Which brings us to this weekend's game. As I said, it was good to see Bunting get that first and final home win of the season. The defense carried the day, keeping the Wolfpack out of the end zone and getting two interceptions a fumble-recovery touchdown just at N.C. State was beginning a downfield march to tie. Ronnie McGill again managed 100+ yards, and Joe Dailey had his best passing game outside of Notre Dame, avoiding the interception problem plaguing UNC all year.

So where does this lead Amato? The only thing keeping him in his job is the politics of firing him - the cost of a buyout, the odds of getting a good replacement, gunshyness after the post-Sendek search and the pipe dream of luring Bill Cowher. I think those reasons will be enough to grant him another year, a move that will damage the Wolfpack fanbase and probably cost Fowler his job, but we'll be granted one more red-shoed year.

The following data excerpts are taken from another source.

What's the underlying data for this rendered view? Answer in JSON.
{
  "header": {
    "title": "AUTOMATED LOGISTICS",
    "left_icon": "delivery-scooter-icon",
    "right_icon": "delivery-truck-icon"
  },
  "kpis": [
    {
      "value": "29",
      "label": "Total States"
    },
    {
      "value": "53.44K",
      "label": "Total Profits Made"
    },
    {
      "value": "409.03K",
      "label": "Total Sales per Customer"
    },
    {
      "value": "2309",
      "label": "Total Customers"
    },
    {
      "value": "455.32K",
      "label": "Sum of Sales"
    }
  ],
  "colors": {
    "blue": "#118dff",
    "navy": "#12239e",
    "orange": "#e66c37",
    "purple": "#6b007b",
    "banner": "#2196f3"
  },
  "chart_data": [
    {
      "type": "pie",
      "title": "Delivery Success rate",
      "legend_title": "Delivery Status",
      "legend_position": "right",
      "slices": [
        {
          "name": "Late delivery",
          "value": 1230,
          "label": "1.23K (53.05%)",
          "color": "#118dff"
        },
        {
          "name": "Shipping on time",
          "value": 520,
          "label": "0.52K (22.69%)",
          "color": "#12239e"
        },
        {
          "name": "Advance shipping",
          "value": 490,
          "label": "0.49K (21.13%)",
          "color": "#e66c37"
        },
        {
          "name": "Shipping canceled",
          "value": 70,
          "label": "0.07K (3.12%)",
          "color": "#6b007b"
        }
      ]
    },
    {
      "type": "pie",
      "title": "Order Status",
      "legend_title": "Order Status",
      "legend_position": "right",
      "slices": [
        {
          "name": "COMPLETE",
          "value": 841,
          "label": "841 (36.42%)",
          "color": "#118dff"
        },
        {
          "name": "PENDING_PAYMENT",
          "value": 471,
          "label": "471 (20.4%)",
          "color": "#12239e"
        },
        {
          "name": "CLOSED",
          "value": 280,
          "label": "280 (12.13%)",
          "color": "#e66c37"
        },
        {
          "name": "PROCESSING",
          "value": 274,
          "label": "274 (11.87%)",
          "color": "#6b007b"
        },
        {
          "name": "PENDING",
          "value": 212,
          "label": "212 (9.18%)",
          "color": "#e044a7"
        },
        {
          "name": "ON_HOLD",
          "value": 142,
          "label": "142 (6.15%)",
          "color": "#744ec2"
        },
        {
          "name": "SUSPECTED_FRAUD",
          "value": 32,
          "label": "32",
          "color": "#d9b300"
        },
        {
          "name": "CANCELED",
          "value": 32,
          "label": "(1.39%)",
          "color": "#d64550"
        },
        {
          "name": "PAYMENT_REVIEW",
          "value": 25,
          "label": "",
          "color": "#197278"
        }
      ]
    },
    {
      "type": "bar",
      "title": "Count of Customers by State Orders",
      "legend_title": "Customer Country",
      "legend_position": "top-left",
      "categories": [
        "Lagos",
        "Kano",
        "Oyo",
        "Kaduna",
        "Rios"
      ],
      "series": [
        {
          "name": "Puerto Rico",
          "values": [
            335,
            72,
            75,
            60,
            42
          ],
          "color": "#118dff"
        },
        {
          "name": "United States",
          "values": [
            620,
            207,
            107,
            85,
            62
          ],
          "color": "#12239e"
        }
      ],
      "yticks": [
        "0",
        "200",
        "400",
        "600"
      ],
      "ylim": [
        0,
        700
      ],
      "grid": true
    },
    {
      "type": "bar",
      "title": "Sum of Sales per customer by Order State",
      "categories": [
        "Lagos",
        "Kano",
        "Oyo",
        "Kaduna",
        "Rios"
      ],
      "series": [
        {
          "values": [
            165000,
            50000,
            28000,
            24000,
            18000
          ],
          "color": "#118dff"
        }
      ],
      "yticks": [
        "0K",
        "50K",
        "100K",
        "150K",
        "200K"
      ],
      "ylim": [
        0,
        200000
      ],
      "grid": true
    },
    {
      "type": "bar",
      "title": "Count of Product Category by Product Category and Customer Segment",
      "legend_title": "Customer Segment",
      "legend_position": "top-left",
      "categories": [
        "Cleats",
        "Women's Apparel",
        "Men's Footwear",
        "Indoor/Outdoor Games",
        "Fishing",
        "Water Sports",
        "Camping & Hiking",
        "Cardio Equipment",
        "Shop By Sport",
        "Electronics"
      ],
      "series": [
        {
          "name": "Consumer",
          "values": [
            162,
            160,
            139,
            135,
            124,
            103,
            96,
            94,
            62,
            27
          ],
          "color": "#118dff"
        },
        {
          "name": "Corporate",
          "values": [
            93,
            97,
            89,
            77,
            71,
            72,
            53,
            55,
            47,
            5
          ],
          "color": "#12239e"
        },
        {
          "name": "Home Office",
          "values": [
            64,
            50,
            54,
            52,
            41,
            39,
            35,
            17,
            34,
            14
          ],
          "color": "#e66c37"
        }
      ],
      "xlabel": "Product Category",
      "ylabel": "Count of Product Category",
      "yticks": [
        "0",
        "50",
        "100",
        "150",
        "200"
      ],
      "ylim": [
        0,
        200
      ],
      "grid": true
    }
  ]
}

You'll never see Cowher on the Carter-Finley sideline. I know I've said such things before but I don't see any reason for the man to take the job. Whethera new coach could lead to a Triangle football resurgence, well, I don't know. The talent pool in North Carolina has always been understocked and overfished, and good coaching alone won't turn a stretch of I-40 into a pigskin hotbed. Steady coaching over a couple of years, coupled with continued trouble in Florida could elevate one or both schools into regular conference contenders, though. And although a fiercely contested ACC where BC, Virginia Tech, Georgia Tech, Maryland and UNC - the schools outside Florida with the best chance to build longterm, successful programs under their current coaches - won't get much respect around the country, if it provides good football and successful bowl participants, it'll be worth watching, and the recognition can come later. For the first time in quite a long while, I'm interested in how the season (and offseason) will play out.